Thursday, August 6, 2009

`Folk Revolution' lyrics

For years we’ve all been slaves
Trapped in the Age of Rock
But can’t you see the dawn
As we enter the Age of Folk?

They’ve pushed their loveless music
And pounded their soulless drums
They expect us to live like robots
And obey their Pentagon
They’ve poisoned the minds of rockers
And made some slaves think they’re free
But it’s time for the Folk Revolution
And time to end Rock Tyranny.

They’ve stolen to the tune of millions
And tried to drown us in the sea
Their ugliness is what they call beauty
And they don’t want equality
They’re a bunch of moral cowards
A decadent aristocracy
But it’s time for the Folk Revolution
To create the world of your dreams.

Every folk person shall be an artist
And by day all folk will have liberty
Love and peace will rule the world
And equal will be all who breathe
No one man will be the top dog
And folk will no more be lonely
All folk will own the world in common
Folk Revolution is the key.

The “Folk Revolution” protest folk song was written in the 1980s to protest against the corporatization of rock music and against the hip rock capitalism of the 1980s. In retrospect, I probably overestimated the revolutionary potential of folk music as a tool for revolutionary democratic social change and I probably underestimated the revolutionary potential of rock music.

To listen to some other protest folk songs, you can check out the “Columbia Songs for a Democratic Society” music site at the following link:


markin said...

I want to comment more on this entry later but for now just let me note that I too went through a stage when I believed, or maybe half-believed, that music would be the revolution. I will admit I was rather sketchy about whether rock or folk, or both, would be the vehicle for that transformation. I had (have) many,many friends who will go their graves believing, under either format, that such an outcome was possible.

Of course, they did not do step one to push that notion forward, except in some drug-induced haze. Worse, they never saw the political struggle for power as anything worthy of their time.
Needless to say they had no trouble, when the deal got to hot to handle and the Johnson and Nixon governments racheted up the pressure, of folding their revolutionary tents and learning that music, after all, was merely for the enjoyment of the listener.

As we come to the 40th annivesaries of both Woodstock and Altamont, I need to add nothing now to the far away echos of those events that defined the limits of "music as the revolution" theory. Yet the political struggle for the new, more just socialist society remains to be solved. Let's get to that. We will throw a few songs in along the way to aid that struggle. More later.

b.f. said...

I think, historically, at some points music (like religion) has both helped mobilize people to fight for their freedom (i.e. Freedom songs/"We Shall Overcome" in Civil Rights Movement) and influenced the political direction of working-class consciousness.

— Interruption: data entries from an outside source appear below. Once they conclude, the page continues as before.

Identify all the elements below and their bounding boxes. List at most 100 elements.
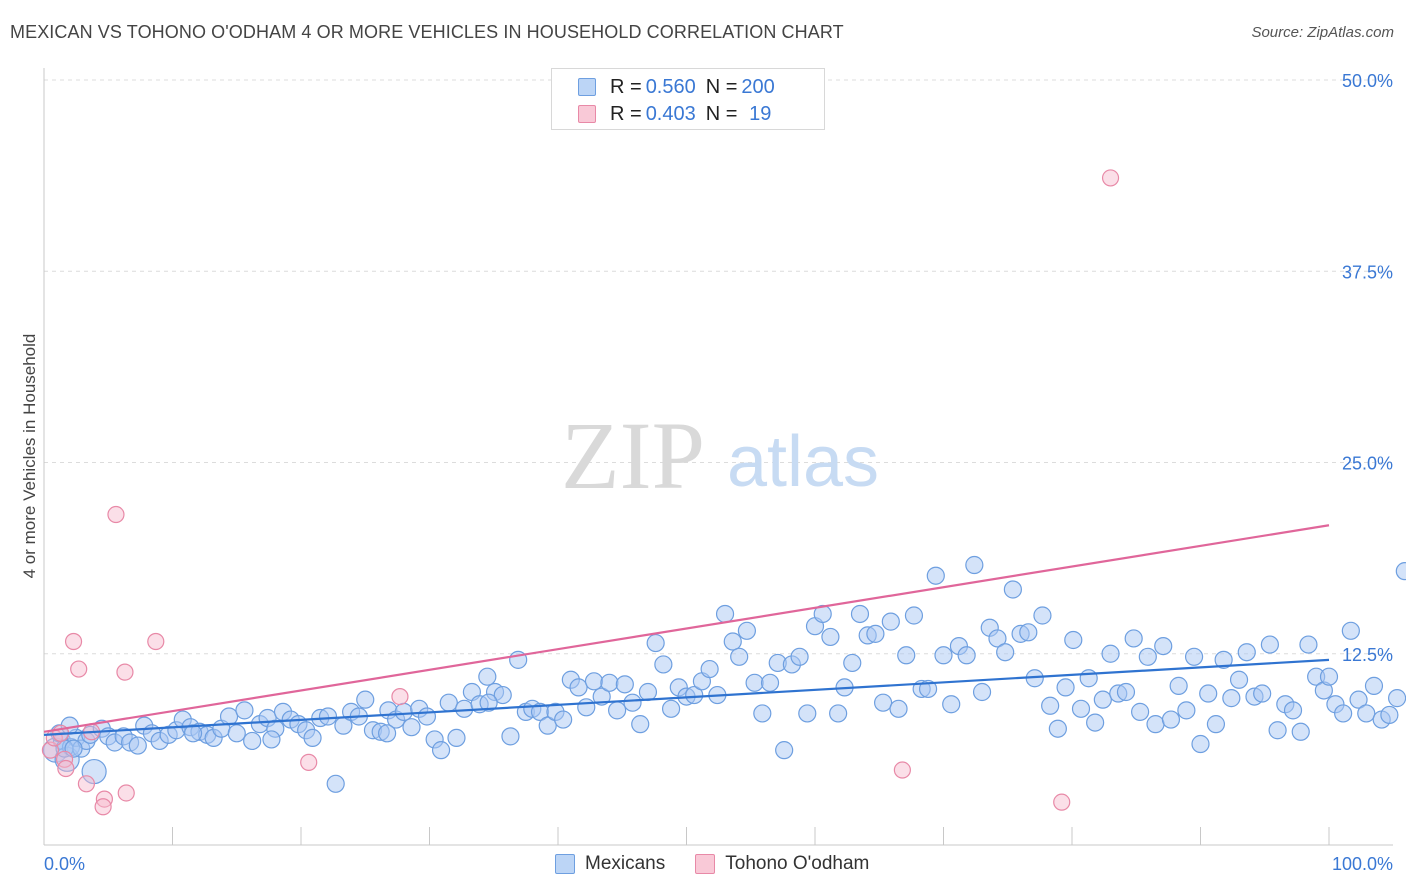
- point-mexicans: [753, 704, 772, 723]
- mexicans-legend-swatch: [555, 854, 575, 874]
- point-mexicans: [723, 632, 742, 651]
- point-mexicans: [615, 675, 634, 694]
- point-mexicans: [243, 731, 262, 751]
- y-tick-label: 37.5%: [1342, 262, 1393, 282]
- legend-item-mexicans[interactable]: Mexicans: [555, 853, 665, 875]
- point-mexicans: [1169, 676, 1188, 695]
- source-credit: Source: ZipAtlas.com: [1251, 24, 1394, 41]
- gridlines: [44, 79, 1393, 655]
- axes: [43, 68, 1393, 846]
- point-mexicans: [479, 693, 498, 712]
- point-mexicans: [235, 701, 254, 720]
- r-label: R =: [610, 102, 642, 125]
- point-mexicans: [1003, 580, 1022, 599]
- y-tick-label: 12.5%: [1342, 645, 1393, 665]
- point-mexicans: [1064, 630, 1083, 650]
- point-mexicans: [1395, 562, 1406, 581]
- point-mexicans: [431, 741, 451, 760]
- tohono-n-value: 19: [749, 102, 772, 125]
- chart-title: MEXICAN VS TOHONO O'ODHAM 4 OR MORE VEHI…: [10, 22, 844, 42]
- point-mexicans: [1184, 647, 1204, 666]
- point-mexicans: [326, 774, 345, 793]
- point-mexicans: [1116, 682, 1136, 702]
- point-mexicans: [926, 566, 945, 585]
- point-mexicans: [538, 716, 557, 735]
- watermark-zip: ZIP: [561, 402, 705, 509]
- legend-row-tohono: R = 0.403 N = 19: [578, 103, 771, 125]
- mexicans-swatch: [578, 78, 596, 96]
- point-mexicans: [1268, 721, 1287, 740]
- point-mexicans: [1071, 699, 1091, 718]
- tohono-legend-label: Tohono O'odham: [725, 853, 870, 874]
- point-mexicans: [1101, 644, 1120, 663]
- point-mexicans: [1199, 684, 1218, 703]
- point-mexicans: [1214, 650, 1233, 669]
- point-mexicans: [183, 724, 203, 743]
- point-mexicans: [843, 653, 862, 673]
- tohono-legend-swatch: [695, 854, 716, 874]
- point-tohono: [117, 784, 135, 802]
- point-mexicans: [1349, 690, 1368, 709]
- point-tohono: [94, 798, 112, 816]
- point-mexicans: [1177, 701, 1196, 720]
- point-mexicans: [1237, 643, 1256, 662]
- point-mexicans: [798, 704, 817, 723]
- point-mexicans: [685, 685, 704, 705]
- point-mexicans: [1124, 629, 1143, 648]
- point-mexicans: [904, 606, 924, 625]
- point-mexicans: [219, 707, 239, 726]
- y-tick-label: 50.0%: [1342, 71, 1393, 91]
- point-mexicans: [661, 699, 681, 718]
- point-mexicans: [1191, 734, 1210, 754]
- point-mexicans: [631, 715, 650, 734]
- point-mexicans: [577, 698, 596, 717]
- point-mexicans: [623, 693, 642, 712]
- point-tohono: [70, 660, 88, 678]
- point-mexicans: [1319, 667, 1339, 686]
- point-mexicans: [1033, 606, 1052, 625]
- point-mexicans: [1161, 710, 1181, 729]
- x-tick-label-min: 0.0%: [44, 854, 85, 874]
- point-tohono: [64, 632, 83, 651]
- point-mexicans: [737, 621, 756, 640]
- trend-line-tohono: [43, 524, 1330, 733]
- point-mexicans: [745, 673, 764, 692]
- mexicans-r-value: 0.560: [645, 75, 696, 98]
- point-mexicans: [1086, 713, 1105, 732]
- point-mexicans: [790, 647, 809, 666]
- point-mexicans: [493, 685, 512, 705]
- point-mexicans: [600, 673, 619, 692]
- point-mexicans: [1206, 715, 1226, 734]
- point-mexicans: [1260, 635, 1279, 654]
- point-tohono: [77, 775, 96, 793]
- point-tohono: [57, 759, 75, 778]
- point-mexicans: [584, 672, 604, 691]
- point-mexicans: [942, 695, 961, 714]
- point-mexicans: [501, 727, 520, 746]
- mexicans-legend-label: Mexicans: [585, 853, 666, 874]
- point-mexicans: [262, 730, 281, 749]
- point-mexicans: [918, 679, 938, 699]
- point-tohono: [147, 632, 165, 651]
- point-mexicans: [1380, 705, 1399, 725]
- legend-item-tohono[interactable]: Tohono O'odham: [695, 853, 869, 875]
- point-mexicans: [227, 724, 246, 743]
- point-mexicans: [608, 701, 627, 720]
- point-mexicans: [934, 646, 953, 665]
- point-mexicans: [760, 673, 780, 692]
- point-mexicans: [1341, 621, 1360, 640]
- point-mexicans: [303, 728, 322, 748]
- point-mexicans: [447, 728, 466, 748]
- trend-lines: [43, 524, 1330, 736]
- point-mexicans: [1229, 670, 1249, 689]
- point-mexicans: [318, 707, 338, 726]
- point-mexicans: [957, 646, 976, 665]
- point-mexicans: [730, 647, 749, 666]
- point-mexicans: [897, 646, 916, 665]
- point-mexicans: [1146, 715, 1165, 734]
- point-tohono: [107, 505, 125, 524]
- tohono-r-value: 0.403: [645, 102, 696, 125]
- stats-legend: R = 0.560 N = 200 R = 0.403 N = 19: [551, 68, 825, 130]
- point-mexicans: [439, 693, 458, 712]
- point-mexicans: [1048, 719, 1067, 738]
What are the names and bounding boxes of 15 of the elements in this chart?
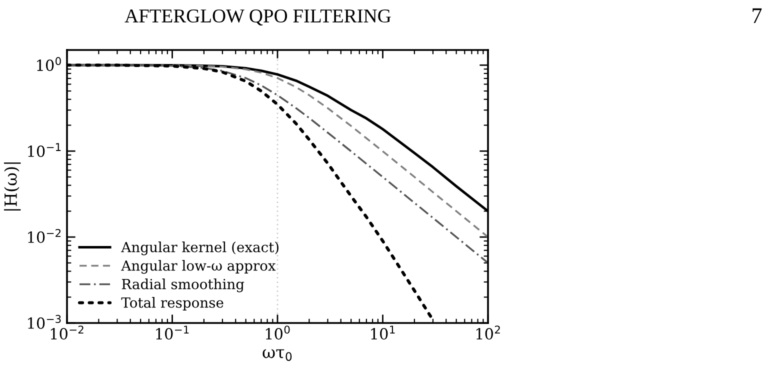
legend-label: Angular low-ω approx: [121, 260, 276, 274]
x-axis-title: ωτ$_{0}$: [262, 349, 292, 361]
x-tick-label: 10$^{−1}$: [156, 326, 189, 340]
y-axis-title: |H(ω)|: [4, 162, 21, 211]
x-tick-label: 10$^{2}$: [476, 326, 500, 340]
y-tick-label: 10$^{−2}$: [28, 228, 61, 243]
legend-label: Radial smoothing: [122, 278, 244, 292]
x-tick-label: 10$^{1}$: [371, 326, 395, 340]
legend-label: Total response: [121, 297, 224, 310]
text: AFTERGLOW QPO FILTERING: [124, 9, 391, 26]
text: 7: [752, 8, 762, 23]
x-tick-label: 10$^{0}$: [266, 326, 290, 340]
legend-label: Angular kernel (exact): [121, 242, 278, 256]
y-tick-label: 10$^{−1}$: [28, 143, 61, 158]
y-tick-label: 10$^{0}$: [37, 57, 61, 72]
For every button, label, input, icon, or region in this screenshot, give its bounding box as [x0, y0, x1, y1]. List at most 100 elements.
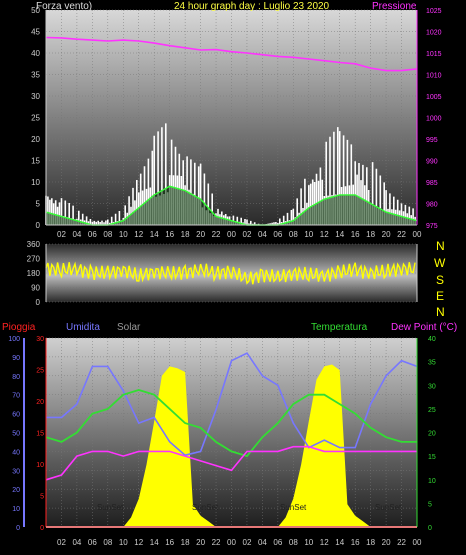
- hour-tick-label: 20: [382, 230, 391, 239]
- hour-tick-label: 18: [366, 538, 375, 547]
- hour-tick-label: 18: [181, 538, 190, 547]
- wind-tick-label: 5: [36, 200, 41, 209]
- humidity-tick-label: 60: [12, 412, 20, 419]
- hour-tick-label: 14: [335, 230, 344, 239]
- hour-tick-label: 02: [57, 538, 66, 547]
- direction-tick-label: 270: [27, 255, 41, 264]
- dewpoint-axis-title: Dew Point (°C): [391, 322, 457, 333]
- humidity-tick-label: 20: [12, 487, 20, 494]
- pressure-tick-label: 1000: [426, 116, 442, 123]
- hour-tick-label: 04: [72, 230, 81, 239]
- wind-tick-label: 10: [31, 178, 40, 187]
- hour-tick-label: 14: [150, 230, 159, 239]
- sunset-label-3: SunSet: [280, 503, 307, 512]
- hour-tick-label: 08: [289, 230, 298, 239]
- hour-tick-label: 20: [196, 538, 205, 547]
- temperature-tick-label: 5: [428, 501, 432, 508]
- compass-label-s: S: [436, 273, 444, 287]
- pressure-tick-label: 995: [426, 137, 438, 144]
- rain-tick-label: 0: [40, 525, 44, 532]
- wind-tick-label: 0: [36, 221, 41, 230]
- hour-tick-label: 06: [273, 538, 282, 547]
- temperature-tick-label: 20: [428, 431, 436, 438]
- pressure-tick-label: 1020: [426, 30, 442, 37]
- hour-tick-label: 08: [103, 230, 112, 239]
- pressure-line: [45, 36, 418, 72]
- pressure-tick-label: 985: [426, 180, 438, 187]
- wind-tick-label: 15: [31, 157, 40, 166]
- rain-tick-label: 30: [36, 336, 44, 343]
- hour-tick-label: 22: [397, 230, 406, 239]
- hour-tick-label: 14: [335, 538, 344, 547]
- humidity-line: [46, 352, 418, 457]
- direction-tick-label: 0: [36, 298, 41, 307]
- wind-tick-label: 20: [31, 135, 40, 144]
- hour-tick-label: 16: [165, 538, 174, 547]
- pressure-tick-label: 1025: [426, 8, 442, 15]
- wind-tick-label: 30: [31, 92, 40, 101]
- wind-tick-label: 40: [31, 49, 40, 58]
- rain-tick-label: 20: [36, 399, 44, 406]
- pressure-tick-label: 990: [426, 159, 438, 166]
- pressure-axis-title: Pressione: [372, 1, 417, 12]
- wind-tick-label: 25: [31, 114, 40, 123]
- humidity-tick-label: 90: [12, 355, 20, 362]
- temperature-tick-label: 40: [428, 336, 436, 343]
- hour-tick-label: 18: [181, 230, 190, 239]
- hour-tick-label: 12: [134, 230, 143, 239]
- rain-axis-title: Pioggia: [2, 322, 36, 333]
- hour-tick-label: 00: [413, 230, 422, 239]
- hour-tick-label: 12: [320, 230, 329, 239]
- humidity-tick-label: 30: [12, 468, 20, 475]
- hour-tick-label: 04: [258, 230, 267, 239]
- hour-tick-label: 02: [243, 230, 252, 239]
- sunset-label-2: SunSet: [192, 503, 219, 512]
- humidity-tick-label: 10: [12, 506, 20, 513]
- temperature-tick-label: 10: [428, 478, 436, 485]
- direction-tick-label: 180: [27, 269, 41, 278]
- humidity-tick-label: 50: [12, 431, 20, 438]
- hour-tick-label: 22: [212, 538, 221, 547]
- temperature-tick-label: 0: [428, 525, 432, 532]
- hour-tick-label: 16: [351, 230, 360, 239]
- hour-tick-label: 08: [289, 538, 298, 547]
- wind-tick-label: 45: [31, 28, 40, 37]
- dewpoint-line: [45, 445, 417, 481]
- hour-tick-label: 22: [212, 230, 221, 239]
- sunset-label-1: SunSet: [97, 503, 124, 512]
- hour-tick-label: 00: [227, 230, 236, 239]
- hour-tick-label: 06: [88, 538, 97, 547]
- hour-tick-label: 06: [273, 230, 282, 239]
- hour-tick-label: 14: [150, 538, 159, 547]
- hour-tick-label: 18: [366, 230, 375, 239]
- pressure-tick-label: 1010: [426, 73, 442, 80]
- humidity-axis-title: Umidita: [66, 322, 100, 333]
- hour-tick-label: 02: [243, 538, 252, 547]
- hour-tick-label: 12: [134, 538, 143, 547]
- hour-tick-label: 10: [119, 230, 128, 239]
- wind-area: [46, 186, 417, 225]
- pressure-tick-label: 1005: [426, 94, 442, 101]
- hour-tick-label: 02: [57, 230, 66, 239]
- wind-tick-label: 50: [31, 6, 40, 15]
- temperature-tick-label: 15: [428, 454, 436, 461]
- hour-tick-label: 10: [304, 230, 313, 239]
- hour-tick-label: 00: [227, 538, 236, 547]
- humidity-tick-label: 80: [12, 374, 20, 381]
- hour-tick-label: 20: [196, 230, 205, 239]
- direction-tick-label: 90: [31, 284, 40, 293]
- hour-tick-label: 04: [258, 538, 267, 547]
- compass-label-n-top: N: [436, 239, 445, 253]
- direction-tick-label: 360: [27, 240, 41, 249]
- solar-area: [46, 364, 417, 527]
- humidity-tick-label: 100: [8, 336, 20, 343]
- hour-tick-label: 10: [119, 538, 128, 547]
- pressure-tick-label: 975: [426, 223, 438, 230]
- temperature-line: [45, 389, 417, 458]
- temperature-axis-title: Temperatura: [311, 322, 368, 333]
- compass-label-n-bottom: N: [436, 305, 445, 319]
- hour-tick-label: 08: [103, 538, 112, 547]
- compass-label-e: E: [436, 289, 444, 303]
- wind-axis-title: Forza vento): [36, 1, 92, 12]
- chart-title: 24 hour graph day : Luglio 23 2020: [174, 1, 330, 12]
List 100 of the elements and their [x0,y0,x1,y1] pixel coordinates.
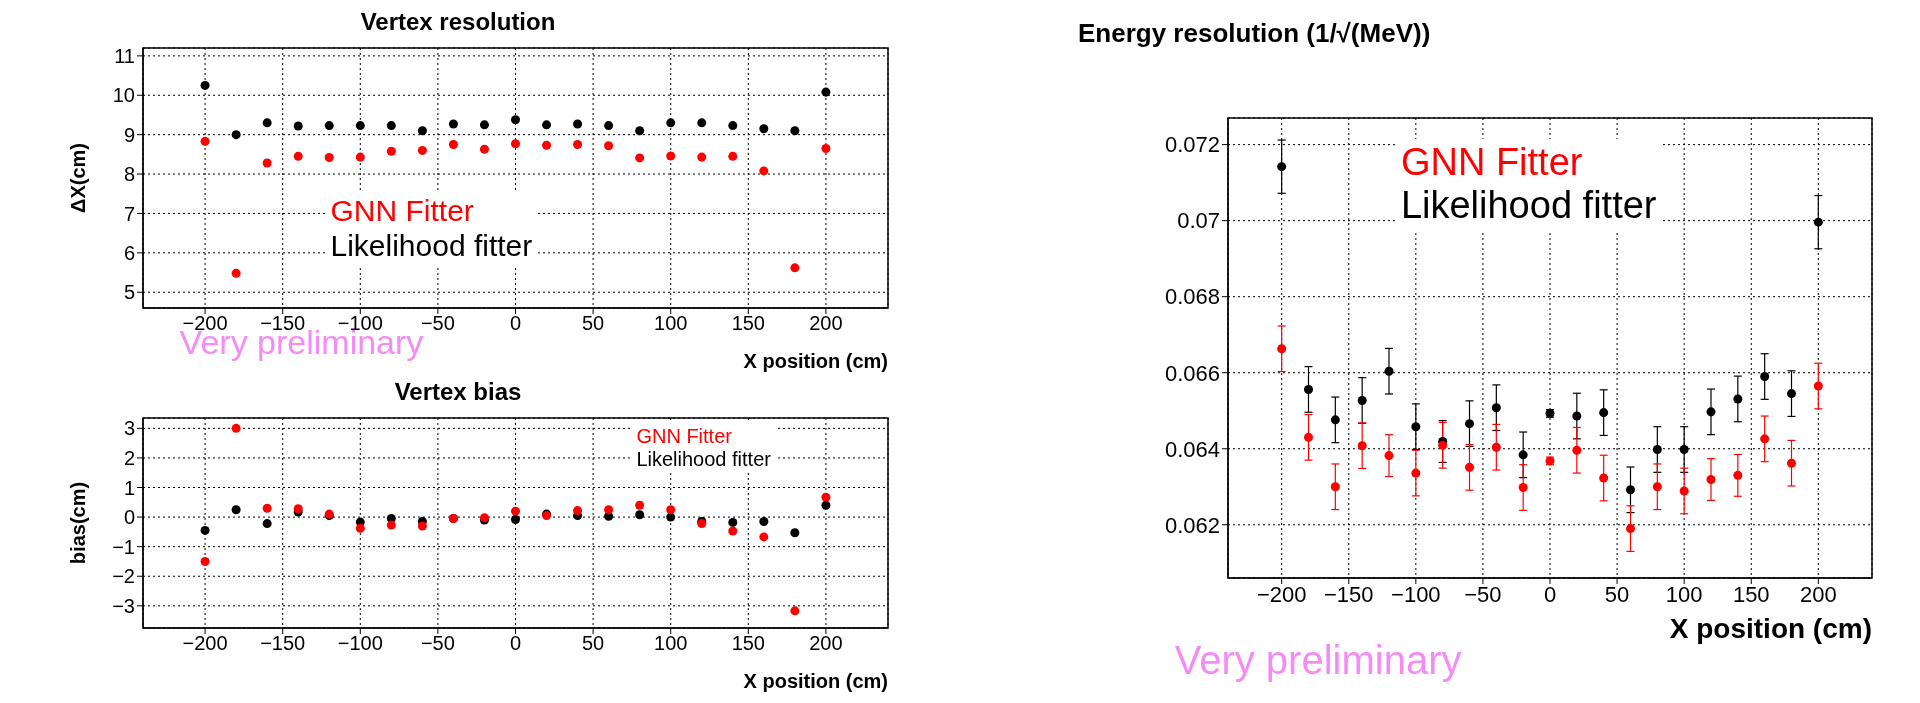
chart-title: Vertex bias [393,378,523,406]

It could be that if the music that gets aired daily over the radio or gets promoted on the Big Media screens is the kind of music that encourages working-class people not to band together as a class to transform society and immediately end institutional classism, then it may be serving the same social control/manipulation cultural function for the plutocracy that religion played in the pre-rock music era of world history.

And so it's possible that the reason many more working-class young people in each decade may end up spending their twenties and thirties trying to individually escape from their day job wage enslavement by spending their sparetime forming bands and trying to make it as musicians than the number of working-class young people in each decade who spend their sparetime banding together for radical political change, may be related to how the dominant music/media youth cultural scene in each decade tends to influence their generation's consciousness level and values, etc.